18 Now the birth of Jesus the Messiah* took place in this way. When his mother Mary had been engaged to Joseph, but before they lived together, she was found to be with child from the Holy Spirit. 19Her husband Joseph, being a righteous man and unwilling to expose her to public disgrace, planned to dismiss her quietly. 20But just when he had resolved to do this, an angel of the Lord appeared to him in a dream and said, ‘Joseph, son of David, do not be afraid to take Mary as your wife, for the child conceived in her is from the Holy Spirit. 21She will bear a son, and you are to name him Jesus, for he will save his people from their sins.’22All this took place to fulfil what had been spoken by the Lord through the prophet:
23 ‘Look, the virgin shall conceive and bear a son, and they shall name him Emmanuel’,
which means, ‘God is with us.’ 24When Joseph awoke from sleep, he did as the angel of the Lord commanded him; he took her as his wife, 25but had no marital relations with her until she had borne a son;* and he named him Jesus. (Matthew 1: 18-25)

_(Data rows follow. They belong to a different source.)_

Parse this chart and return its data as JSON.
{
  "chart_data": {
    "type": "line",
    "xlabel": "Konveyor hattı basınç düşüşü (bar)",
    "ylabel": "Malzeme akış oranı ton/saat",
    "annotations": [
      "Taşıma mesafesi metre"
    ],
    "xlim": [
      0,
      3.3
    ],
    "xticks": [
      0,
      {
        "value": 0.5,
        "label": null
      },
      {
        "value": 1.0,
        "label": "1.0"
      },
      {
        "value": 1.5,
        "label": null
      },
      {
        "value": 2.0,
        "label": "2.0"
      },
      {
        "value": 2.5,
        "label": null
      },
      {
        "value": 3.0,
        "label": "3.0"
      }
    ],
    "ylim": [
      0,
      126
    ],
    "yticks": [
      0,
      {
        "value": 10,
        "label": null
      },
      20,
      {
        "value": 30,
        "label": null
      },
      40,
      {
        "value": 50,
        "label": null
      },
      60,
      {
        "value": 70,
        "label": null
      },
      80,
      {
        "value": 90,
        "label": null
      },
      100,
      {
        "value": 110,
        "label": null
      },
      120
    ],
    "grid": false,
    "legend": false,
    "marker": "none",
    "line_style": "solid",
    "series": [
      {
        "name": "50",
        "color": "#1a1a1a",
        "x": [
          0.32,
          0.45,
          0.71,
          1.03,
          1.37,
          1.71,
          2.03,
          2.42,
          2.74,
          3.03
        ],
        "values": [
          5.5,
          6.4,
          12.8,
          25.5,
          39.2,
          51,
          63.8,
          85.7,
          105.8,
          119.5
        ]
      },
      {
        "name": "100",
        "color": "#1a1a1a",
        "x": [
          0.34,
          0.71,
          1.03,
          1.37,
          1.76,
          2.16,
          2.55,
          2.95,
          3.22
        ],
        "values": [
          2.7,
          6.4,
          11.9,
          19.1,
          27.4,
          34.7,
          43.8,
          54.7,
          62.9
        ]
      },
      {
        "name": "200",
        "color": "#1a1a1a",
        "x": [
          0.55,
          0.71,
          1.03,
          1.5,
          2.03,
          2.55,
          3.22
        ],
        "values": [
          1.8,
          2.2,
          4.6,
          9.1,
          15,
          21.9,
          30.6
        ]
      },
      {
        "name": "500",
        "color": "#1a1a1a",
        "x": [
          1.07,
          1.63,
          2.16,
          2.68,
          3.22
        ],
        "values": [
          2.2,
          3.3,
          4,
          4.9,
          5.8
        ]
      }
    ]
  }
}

The writer known as Matthew is the one that gives Joseph his moment. But, interestingly enough, he doesn’t even get a chance to ask a question (like, “How can this be?”) or voice his opinion or perhaps shake his fist in utter disbelief. I don’t know if it’s the moment or the Scripture, but Joseph is somehow rendered speechless. He’s not even given a small speaking role. Instead, Joseph, who had apparently already decided what he was going to do (a plan that it should be noted in the face of the tradition was merciful and compassionate). He was going to quietly dismiss her. And, I suppose, Joseph would have faded into the pages of the story with no other mention. Perhaps Mary could have gotten help from her cousins. They probably would have put her up. And Jesus and John would have grown up like brothers. It could have all worked out, but that’s not what happened. Because in this moment, Joseph is handed a dream.
It was apparently a wild fit of a dream. I mean, the Lord came. That cannot have been a comfortable situation. And, true to form, God tells him not to be afraid. “Oh, no,” Joseph thought, “I have read this before. When the Lord tells you not to be afraid, things tend to happen–things like the floor of your world on which your standing giving way and you falling uncontrollably into something that you never imagined and for which you certainly could never have planned. Hold on!” And the Lord hands him a story that doesn’t even make sense. Joseph is being asked to step back into the story. And oh what a story it has become. Joseph is being asked to raise the child that IS the Messiah. Joseph is being asked to love him and guide him and discipline him (Good grief, how do you discipline a Messiah? I mean, does he get like some sort of Divine time out?) Joseph is even told what to name the child.
Well, I’m betting that Joseph’s first thought when he awoke was that he had eaten some bad shrimp or something (wait, that wouldn’t be…crustaceans and all…maybe he wondered if he had had a bad piece of lamb). He probably laid there for a few minutes processing it all. I mean, remember, the verses before the ones we read remind us that Joseph was descended from a long line of dreamers. In fact, old Grandpa Jacob (like 34 “greats” ago) had fought back, wrestling until the break of day! Remember that? And then Joseph got up and moved out of the way and followed. He had plans. He had a reputation to think of. He had a face that he had to present to the temple. He had a life. But Joseph moved aside and fell speechless. And then God gave him his voice.
Advent should be our reminder to fall speechless, to get out of the way, and listen. We, too, will be given our voice.
You must give birth to your images. They are the future waiting to be born. Fear not the strangeness you feel. The future must enter you long before it happens. Just wait for the birth, for the hour of new clarity.” (Rainer Maria Rilke)
FOR TODAY: Shhhh! Fall silent and let the Lord give you your voice.